Ferri and Benke used the CRSP database of historical mutual fund returns.

Their study ignored the effects of sales loads and taxes, which biased the results against index funds, which tend not to carry sales loads and are more tax-efficient.

The authors started with a simple portfolio consisting of three funds: a US stock fund, an international stock fund, and a US bond fund.

They ran 5000 trials comparing the performance of this portfolio over a 16-year period (1997-2012) to equivalent sets of actively managed funds from various providers available during the same period.

The result: the index fund portfolio beat the active portfolio 82.9% of the time. Perhaps more important, the active portfolios that outperformed didn’t do so by very much: 0.52% on average.

The active portfolios that underperformed, however, lost out by an average -1.25%.

Next, the authors looked at portfolios covering more asset classes, adding (in one example) real estate and short-term bonds. Now, over a 10 year period, the index portfolio won 87.8% of the time.

Finally, they noted that people who invest using active funds often like to diversify.

Instead of buying one active stock fund and putting all their beans in the care of one manager, they buy two or three funds in each category.

Well, bad move. Diversifying among active funds makes it even less likely that you’ll outperform an index portfolio.

“It was not our intent to suggest or prove that active management doesn’t work or to say that no active management strategy can beat a specific index benchmark,” write Ferri and Benke. “We know that’s not true. It is possible to outperform a portfolio of index funds using actively managed funds as our analysis shows; it is just not probable.”

What does it all mean?

The most obvious criticism of the study is that Ferri and Benke chose their active funds randomly, but real investors don’t. They try to choose the best funds, and they use many filters to identify them.

Among the popular data points:

  • Length of manager tenure
  • Recommendation from a friend, newsletter, or article
  • Fund holdings
  • Expense ratio

None of these measures is strongly associated with future outperformance, not even expense ratio.

“A common belief in the investment community is that low-fee actively managed fund portfolios have a meaningfully higher chance for outperforming an all index fund portfolio,” write the authors. “We find no evidence to support this view.”

Most investors don’t look at any of these things, anyway. They look at past performance.

And here the evidence is overwhelmingly clear:

  • Actively managed funds that have outperformed in the past are likely to underperform in the future
  • Actively managed funds that have underperformed in the past are also likely to underperform in the future

This isn’t a result from Ferri and Benke’s paper, although they do note that “[E]ven the most prescient investor cannot predict which funds will outperform and over what period.”

We have plenty of evidence from SPIVA to back up that statement.

SPIVA’s 2012 Persistence Scorecard looked at whether good funds stayed good over time.
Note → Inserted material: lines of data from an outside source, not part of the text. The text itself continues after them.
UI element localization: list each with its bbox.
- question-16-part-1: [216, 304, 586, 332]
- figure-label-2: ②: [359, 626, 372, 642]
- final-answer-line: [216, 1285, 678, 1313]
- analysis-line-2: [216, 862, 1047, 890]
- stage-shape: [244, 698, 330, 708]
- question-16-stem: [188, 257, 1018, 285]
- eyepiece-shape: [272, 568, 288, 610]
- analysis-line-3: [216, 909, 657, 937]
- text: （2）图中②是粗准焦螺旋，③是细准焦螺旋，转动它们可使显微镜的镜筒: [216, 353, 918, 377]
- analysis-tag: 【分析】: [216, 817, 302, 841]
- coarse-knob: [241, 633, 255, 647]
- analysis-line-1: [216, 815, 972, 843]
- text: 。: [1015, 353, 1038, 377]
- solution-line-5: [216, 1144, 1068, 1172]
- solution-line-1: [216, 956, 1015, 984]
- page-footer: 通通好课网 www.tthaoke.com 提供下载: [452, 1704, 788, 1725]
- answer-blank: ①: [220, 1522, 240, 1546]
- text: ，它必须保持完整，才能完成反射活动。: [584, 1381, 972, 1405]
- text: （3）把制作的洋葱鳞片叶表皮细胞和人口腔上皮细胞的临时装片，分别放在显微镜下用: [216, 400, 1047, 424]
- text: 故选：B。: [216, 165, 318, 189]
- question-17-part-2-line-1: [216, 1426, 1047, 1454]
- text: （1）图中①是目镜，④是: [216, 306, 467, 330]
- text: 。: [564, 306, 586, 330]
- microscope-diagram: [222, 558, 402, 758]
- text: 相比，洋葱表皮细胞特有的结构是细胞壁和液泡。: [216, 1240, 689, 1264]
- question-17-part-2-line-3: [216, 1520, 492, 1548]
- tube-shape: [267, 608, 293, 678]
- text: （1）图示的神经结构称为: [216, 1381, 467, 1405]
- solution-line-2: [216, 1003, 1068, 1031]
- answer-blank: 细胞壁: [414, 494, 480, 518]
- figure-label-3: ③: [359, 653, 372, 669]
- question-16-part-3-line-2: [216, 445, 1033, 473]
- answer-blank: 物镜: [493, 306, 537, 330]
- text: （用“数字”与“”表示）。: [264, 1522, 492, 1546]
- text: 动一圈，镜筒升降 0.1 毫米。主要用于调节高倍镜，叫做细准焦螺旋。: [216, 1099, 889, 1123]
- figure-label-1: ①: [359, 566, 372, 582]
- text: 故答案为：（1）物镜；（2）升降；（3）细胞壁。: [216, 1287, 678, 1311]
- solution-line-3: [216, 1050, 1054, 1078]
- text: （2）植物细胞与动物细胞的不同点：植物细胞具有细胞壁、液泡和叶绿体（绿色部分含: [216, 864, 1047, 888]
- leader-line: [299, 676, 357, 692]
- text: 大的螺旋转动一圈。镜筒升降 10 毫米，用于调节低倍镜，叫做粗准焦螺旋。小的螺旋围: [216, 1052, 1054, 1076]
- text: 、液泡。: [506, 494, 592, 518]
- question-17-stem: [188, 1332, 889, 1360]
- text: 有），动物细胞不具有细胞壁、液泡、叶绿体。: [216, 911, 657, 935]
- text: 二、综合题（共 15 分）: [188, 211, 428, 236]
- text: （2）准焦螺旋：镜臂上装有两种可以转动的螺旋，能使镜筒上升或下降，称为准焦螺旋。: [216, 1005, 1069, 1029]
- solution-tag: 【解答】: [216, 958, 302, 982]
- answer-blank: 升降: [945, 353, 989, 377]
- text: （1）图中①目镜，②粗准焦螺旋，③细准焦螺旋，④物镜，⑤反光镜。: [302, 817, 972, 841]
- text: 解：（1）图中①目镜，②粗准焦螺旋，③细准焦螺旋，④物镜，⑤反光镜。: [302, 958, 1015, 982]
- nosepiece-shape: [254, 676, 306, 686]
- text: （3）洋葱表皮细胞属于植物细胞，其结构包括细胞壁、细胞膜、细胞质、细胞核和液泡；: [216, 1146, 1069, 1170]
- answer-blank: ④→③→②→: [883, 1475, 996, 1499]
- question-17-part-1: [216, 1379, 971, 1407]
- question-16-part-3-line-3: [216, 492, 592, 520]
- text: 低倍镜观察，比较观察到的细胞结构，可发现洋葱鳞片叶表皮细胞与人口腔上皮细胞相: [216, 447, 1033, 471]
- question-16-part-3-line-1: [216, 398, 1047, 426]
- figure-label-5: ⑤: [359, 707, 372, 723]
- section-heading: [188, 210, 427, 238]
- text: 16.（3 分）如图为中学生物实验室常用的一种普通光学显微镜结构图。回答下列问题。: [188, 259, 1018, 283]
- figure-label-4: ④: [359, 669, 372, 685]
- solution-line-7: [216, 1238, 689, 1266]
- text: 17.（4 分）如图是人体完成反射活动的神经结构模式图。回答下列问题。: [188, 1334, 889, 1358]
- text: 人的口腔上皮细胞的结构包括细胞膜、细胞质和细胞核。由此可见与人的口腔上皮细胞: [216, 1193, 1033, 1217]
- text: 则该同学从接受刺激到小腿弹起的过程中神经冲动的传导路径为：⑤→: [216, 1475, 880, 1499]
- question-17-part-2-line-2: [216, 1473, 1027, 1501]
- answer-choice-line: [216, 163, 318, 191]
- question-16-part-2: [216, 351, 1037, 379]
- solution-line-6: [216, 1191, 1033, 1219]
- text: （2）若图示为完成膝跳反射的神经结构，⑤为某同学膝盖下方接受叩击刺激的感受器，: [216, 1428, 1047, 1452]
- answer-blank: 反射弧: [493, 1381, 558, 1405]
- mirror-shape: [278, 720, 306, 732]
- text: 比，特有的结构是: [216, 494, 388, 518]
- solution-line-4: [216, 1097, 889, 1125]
The report is full of data, but here’s a choice nugget.

Let’s say you invested in an active stock fund in September 2008, and you chose a good fund, one in the top 25% based on the previous 12 months’ performance.

What are the odds that your chosen fund would stay in the top 25% each year for the following four years, ending in September 2012?
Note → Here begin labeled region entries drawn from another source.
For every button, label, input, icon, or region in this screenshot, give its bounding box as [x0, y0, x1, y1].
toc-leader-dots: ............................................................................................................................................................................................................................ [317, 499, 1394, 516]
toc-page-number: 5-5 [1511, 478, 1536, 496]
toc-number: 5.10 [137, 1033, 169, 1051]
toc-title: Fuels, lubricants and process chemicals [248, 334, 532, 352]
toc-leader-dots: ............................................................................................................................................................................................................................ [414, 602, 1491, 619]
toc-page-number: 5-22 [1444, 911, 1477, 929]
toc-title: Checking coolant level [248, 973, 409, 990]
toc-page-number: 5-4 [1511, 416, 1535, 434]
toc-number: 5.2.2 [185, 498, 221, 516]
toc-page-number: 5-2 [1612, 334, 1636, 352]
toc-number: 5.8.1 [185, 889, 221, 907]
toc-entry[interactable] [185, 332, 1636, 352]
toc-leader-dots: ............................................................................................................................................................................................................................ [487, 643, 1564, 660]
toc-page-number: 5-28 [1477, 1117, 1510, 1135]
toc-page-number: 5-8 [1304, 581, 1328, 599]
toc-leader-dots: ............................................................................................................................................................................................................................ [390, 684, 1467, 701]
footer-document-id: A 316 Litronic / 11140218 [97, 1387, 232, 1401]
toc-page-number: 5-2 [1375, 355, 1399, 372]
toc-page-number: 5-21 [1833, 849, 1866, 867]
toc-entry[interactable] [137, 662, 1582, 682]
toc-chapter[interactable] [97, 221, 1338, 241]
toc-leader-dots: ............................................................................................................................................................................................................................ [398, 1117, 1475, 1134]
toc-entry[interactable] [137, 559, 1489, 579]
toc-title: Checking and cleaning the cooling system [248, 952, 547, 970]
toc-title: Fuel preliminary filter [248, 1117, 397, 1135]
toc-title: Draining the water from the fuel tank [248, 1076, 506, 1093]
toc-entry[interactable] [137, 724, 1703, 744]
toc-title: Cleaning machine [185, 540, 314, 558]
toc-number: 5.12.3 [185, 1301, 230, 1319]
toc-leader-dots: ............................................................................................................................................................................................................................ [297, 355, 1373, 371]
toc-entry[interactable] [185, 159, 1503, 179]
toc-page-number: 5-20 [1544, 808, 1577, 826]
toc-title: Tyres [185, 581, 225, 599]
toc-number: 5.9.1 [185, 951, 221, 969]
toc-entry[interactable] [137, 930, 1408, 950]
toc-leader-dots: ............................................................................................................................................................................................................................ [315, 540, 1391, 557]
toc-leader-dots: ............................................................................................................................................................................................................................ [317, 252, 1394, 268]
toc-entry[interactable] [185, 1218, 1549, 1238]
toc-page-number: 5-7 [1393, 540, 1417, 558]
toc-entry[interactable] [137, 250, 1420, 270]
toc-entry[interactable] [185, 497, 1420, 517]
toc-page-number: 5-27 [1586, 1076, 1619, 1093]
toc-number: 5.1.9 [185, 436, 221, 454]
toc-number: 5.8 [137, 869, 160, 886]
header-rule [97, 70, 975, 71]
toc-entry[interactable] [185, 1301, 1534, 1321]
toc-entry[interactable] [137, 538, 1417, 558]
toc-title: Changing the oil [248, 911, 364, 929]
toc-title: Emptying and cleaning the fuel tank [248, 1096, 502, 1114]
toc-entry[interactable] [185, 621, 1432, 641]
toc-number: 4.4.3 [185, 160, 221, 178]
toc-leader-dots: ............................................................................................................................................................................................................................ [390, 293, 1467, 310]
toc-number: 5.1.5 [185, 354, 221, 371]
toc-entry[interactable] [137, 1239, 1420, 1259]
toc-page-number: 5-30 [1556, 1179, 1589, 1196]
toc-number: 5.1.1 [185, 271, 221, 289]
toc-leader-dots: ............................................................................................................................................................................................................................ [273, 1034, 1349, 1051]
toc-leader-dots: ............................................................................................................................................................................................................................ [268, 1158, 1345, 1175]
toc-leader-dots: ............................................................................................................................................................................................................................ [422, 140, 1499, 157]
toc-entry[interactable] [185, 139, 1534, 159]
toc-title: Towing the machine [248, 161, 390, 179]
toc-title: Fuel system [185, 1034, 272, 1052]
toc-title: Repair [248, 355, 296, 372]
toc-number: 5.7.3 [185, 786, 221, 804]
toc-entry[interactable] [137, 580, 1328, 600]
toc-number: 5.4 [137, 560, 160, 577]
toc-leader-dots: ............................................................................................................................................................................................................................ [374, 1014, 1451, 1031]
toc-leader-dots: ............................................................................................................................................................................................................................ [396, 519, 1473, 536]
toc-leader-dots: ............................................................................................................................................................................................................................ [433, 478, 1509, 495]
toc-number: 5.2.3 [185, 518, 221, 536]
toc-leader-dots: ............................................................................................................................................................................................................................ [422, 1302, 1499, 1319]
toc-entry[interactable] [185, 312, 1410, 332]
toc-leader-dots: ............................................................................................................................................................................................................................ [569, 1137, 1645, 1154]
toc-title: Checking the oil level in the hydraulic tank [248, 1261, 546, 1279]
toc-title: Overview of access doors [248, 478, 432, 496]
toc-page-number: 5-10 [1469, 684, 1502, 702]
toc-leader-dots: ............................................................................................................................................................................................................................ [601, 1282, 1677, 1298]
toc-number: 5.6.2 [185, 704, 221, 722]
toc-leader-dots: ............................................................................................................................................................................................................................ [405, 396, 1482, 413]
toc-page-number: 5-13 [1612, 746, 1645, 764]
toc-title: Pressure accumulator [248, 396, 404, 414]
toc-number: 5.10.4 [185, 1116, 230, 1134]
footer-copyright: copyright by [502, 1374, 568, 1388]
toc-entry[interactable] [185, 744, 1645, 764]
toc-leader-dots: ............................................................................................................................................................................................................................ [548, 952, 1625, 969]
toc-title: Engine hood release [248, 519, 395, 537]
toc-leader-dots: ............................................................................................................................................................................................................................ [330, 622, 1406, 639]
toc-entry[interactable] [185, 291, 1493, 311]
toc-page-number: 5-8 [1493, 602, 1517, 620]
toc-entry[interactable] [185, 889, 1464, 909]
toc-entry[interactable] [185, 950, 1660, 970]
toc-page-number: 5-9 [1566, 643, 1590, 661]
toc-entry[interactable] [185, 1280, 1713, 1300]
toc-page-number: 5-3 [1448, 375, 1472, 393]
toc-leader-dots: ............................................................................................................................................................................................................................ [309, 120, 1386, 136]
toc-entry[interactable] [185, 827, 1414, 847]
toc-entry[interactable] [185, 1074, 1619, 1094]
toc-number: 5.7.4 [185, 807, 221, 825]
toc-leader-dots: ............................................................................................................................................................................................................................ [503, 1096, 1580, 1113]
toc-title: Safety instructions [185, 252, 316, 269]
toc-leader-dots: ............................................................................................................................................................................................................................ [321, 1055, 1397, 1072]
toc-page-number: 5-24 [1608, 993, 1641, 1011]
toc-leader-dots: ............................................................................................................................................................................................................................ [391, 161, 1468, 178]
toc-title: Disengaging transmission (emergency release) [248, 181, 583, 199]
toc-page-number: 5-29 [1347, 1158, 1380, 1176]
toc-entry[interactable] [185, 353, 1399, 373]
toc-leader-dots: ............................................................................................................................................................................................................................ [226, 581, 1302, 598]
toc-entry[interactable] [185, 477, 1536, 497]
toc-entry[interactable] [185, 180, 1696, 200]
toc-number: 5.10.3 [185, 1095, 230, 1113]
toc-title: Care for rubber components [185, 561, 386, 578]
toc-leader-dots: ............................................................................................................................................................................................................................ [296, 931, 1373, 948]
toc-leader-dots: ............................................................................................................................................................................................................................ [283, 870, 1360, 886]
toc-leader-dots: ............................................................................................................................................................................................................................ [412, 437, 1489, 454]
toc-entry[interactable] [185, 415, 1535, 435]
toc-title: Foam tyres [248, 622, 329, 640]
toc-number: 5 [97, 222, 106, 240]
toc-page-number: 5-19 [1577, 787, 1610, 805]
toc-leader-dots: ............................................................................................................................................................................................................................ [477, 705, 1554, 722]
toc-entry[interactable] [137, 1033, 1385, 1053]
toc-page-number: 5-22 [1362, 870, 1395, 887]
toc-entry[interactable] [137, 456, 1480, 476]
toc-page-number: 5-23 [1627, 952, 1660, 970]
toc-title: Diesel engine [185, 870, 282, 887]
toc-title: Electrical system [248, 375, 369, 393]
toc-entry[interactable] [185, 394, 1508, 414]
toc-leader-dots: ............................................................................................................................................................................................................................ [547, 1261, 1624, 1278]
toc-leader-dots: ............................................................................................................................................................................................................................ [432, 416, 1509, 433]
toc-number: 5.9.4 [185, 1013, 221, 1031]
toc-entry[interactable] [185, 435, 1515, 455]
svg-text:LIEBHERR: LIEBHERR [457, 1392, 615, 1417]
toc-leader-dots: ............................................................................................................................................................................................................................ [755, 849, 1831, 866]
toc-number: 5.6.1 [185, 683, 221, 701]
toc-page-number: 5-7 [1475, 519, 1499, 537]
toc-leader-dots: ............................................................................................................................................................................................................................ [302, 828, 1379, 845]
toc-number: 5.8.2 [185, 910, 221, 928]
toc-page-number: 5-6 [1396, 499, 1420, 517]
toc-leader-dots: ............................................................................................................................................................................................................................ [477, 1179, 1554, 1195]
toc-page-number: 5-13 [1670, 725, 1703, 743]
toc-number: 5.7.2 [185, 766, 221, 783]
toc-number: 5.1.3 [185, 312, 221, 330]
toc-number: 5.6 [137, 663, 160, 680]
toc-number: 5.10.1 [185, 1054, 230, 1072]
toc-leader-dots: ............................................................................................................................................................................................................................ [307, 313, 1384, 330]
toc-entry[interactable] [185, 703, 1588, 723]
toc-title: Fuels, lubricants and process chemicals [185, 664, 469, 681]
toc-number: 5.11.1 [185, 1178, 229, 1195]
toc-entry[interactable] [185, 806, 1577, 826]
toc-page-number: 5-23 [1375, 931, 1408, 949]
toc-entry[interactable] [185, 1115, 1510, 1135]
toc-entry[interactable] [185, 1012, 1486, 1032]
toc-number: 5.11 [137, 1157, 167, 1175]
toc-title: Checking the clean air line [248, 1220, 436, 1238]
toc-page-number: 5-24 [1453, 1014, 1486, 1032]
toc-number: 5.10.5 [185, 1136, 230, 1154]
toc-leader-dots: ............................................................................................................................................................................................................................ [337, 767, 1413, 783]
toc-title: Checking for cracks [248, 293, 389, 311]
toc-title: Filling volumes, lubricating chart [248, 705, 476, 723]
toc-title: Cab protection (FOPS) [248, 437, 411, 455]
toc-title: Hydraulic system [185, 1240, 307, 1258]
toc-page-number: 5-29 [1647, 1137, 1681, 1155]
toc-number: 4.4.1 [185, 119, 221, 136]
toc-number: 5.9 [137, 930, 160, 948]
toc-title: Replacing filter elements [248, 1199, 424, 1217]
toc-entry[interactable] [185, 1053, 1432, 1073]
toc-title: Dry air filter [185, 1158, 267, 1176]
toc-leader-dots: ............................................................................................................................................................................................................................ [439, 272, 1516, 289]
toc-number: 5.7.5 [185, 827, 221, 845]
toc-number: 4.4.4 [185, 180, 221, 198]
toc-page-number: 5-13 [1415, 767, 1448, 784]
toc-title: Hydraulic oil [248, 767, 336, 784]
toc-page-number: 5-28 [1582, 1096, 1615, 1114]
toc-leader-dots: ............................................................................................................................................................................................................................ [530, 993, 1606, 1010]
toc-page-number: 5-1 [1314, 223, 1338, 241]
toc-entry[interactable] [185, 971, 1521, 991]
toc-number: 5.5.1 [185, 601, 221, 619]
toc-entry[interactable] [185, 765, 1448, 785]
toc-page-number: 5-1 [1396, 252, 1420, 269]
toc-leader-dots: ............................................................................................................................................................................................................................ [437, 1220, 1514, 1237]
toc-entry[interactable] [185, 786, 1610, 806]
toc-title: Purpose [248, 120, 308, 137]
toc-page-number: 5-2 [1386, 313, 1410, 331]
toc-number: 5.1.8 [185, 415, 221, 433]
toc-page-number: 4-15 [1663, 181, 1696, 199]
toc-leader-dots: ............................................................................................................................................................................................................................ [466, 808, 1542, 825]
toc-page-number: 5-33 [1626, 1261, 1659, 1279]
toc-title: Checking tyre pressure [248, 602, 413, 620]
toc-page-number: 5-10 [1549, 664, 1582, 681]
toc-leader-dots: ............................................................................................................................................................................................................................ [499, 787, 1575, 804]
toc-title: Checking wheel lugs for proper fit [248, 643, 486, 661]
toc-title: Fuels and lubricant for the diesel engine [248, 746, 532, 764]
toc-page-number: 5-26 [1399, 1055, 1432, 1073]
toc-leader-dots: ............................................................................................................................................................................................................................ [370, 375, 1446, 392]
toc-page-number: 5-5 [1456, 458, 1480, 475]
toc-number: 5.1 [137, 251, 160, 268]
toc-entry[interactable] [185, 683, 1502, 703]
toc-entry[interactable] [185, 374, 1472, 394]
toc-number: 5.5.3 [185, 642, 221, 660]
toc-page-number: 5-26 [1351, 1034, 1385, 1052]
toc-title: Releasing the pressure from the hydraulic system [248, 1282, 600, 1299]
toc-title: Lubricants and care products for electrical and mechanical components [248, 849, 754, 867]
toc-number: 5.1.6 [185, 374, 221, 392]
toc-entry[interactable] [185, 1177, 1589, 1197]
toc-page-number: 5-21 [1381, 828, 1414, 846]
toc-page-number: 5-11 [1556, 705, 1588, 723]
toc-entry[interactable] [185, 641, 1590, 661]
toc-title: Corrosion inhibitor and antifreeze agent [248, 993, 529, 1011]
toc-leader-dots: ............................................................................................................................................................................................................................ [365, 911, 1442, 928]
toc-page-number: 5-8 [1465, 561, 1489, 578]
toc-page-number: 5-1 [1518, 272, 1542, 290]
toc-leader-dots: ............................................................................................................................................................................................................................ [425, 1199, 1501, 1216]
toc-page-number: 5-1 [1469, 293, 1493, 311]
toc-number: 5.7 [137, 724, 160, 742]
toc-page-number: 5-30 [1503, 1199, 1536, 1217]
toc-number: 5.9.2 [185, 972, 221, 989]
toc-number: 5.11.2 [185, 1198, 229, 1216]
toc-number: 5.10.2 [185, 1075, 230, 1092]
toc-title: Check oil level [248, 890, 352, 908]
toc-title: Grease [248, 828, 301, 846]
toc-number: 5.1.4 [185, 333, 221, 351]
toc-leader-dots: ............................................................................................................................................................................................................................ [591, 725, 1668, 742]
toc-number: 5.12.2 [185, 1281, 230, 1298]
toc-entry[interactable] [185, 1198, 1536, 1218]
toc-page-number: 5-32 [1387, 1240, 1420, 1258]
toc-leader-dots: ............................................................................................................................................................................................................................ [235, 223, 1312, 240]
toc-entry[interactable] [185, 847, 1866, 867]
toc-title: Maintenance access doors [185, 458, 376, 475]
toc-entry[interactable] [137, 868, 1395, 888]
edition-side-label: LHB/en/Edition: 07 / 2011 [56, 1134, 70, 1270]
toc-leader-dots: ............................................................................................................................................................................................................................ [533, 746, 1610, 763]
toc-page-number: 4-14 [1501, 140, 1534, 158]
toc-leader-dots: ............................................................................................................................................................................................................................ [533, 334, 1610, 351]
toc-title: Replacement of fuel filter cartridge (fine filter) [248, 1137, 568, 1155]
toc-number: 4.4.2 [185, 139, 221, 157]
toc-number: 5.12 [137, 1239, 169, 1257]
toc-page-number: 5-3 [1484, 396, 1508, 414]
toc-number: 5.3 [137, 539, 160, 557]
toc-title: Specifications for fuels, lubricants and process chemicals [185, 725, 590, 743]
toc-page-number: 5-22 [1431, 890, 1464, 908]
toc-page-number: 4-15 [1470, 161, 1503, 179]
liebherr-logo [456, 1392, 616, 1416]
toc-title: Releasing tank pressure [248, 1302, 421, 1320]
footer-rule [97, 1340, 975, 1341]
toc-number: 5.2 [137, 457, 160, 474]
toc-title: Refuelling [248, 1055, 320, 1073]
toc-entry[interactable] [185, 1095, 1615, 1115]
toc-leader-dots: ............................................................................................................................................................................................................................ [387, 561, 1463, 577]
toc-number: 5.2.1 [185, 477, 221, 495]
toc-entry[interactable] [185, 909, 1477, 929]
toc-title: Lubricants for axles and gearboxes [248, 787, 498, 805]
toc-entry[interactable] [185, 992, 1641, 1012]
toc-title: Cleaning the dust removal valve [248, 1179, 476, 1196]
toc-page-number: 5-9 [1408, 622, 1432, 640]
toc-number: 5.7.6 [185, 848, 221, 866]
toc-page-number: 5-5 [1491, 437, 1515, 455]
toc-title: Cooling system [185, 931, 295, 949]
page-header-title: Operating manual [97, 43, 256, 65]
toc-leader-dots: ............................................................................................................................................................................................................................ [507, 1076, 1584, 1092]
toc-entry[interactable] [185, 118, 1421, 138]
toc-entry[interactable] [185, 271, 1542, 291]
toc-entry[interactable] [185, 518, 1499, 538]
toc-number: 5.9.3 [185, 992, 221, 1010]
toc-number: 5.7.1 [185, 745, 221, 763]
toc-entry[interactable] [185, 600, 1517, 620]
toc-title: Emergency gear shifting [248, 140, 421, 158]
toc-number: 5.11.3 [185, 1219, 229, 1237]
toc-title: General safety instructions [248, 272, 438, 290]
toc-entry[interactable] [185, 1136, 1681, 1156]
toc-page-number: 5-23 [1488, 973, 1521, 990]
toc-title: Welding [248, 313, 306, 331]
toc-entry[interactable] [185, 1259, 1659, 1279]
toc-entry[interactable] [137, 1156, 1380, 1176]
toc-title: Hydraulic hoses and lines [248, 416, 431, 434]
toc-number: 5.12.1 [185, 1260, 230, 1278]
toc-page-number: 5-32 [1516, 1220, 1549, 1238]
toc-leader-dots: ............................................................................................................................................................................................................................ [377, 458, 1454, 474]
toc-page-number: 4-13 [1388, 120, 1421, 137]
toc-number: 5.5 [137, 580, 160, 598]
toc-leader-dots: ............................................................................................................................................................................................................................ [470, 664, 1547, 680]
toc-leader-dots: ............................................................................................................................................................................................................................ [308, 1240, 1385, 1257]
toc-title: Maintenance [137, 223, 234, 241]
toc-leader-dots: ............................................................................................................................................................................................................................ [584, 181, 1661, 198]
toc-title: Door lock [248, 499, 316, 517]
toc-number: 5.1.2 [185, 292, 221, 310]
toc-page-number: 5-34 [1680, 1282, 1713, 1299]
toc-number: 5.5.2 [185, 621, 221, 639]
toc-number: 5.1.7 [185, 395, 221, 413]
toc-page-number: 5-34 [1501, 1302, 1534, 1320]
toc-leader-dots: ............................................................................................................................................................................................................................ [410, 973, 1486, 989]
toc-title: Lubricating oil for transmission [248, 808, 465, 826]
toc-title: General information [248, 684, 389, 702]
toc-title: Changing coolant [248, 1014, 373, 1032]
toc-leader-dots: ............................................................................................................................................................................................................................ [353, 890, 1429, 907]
The answer is 0.18%. No chance.

If you picked a fund in the top half of performers, it had less than a 5% chance of staying in the top half. To pick a winning active fund, you need incredible luck or astonishing skill.

Markets are unpredictable, and you can’t guarantee great investment performance by choosing index funds. But you can (nearly) guarantee underperformance by choosing active funds.

Or, as author William Bernstein put it last year, “The debate between active and passive management is like the debate between astrology and astronomy.”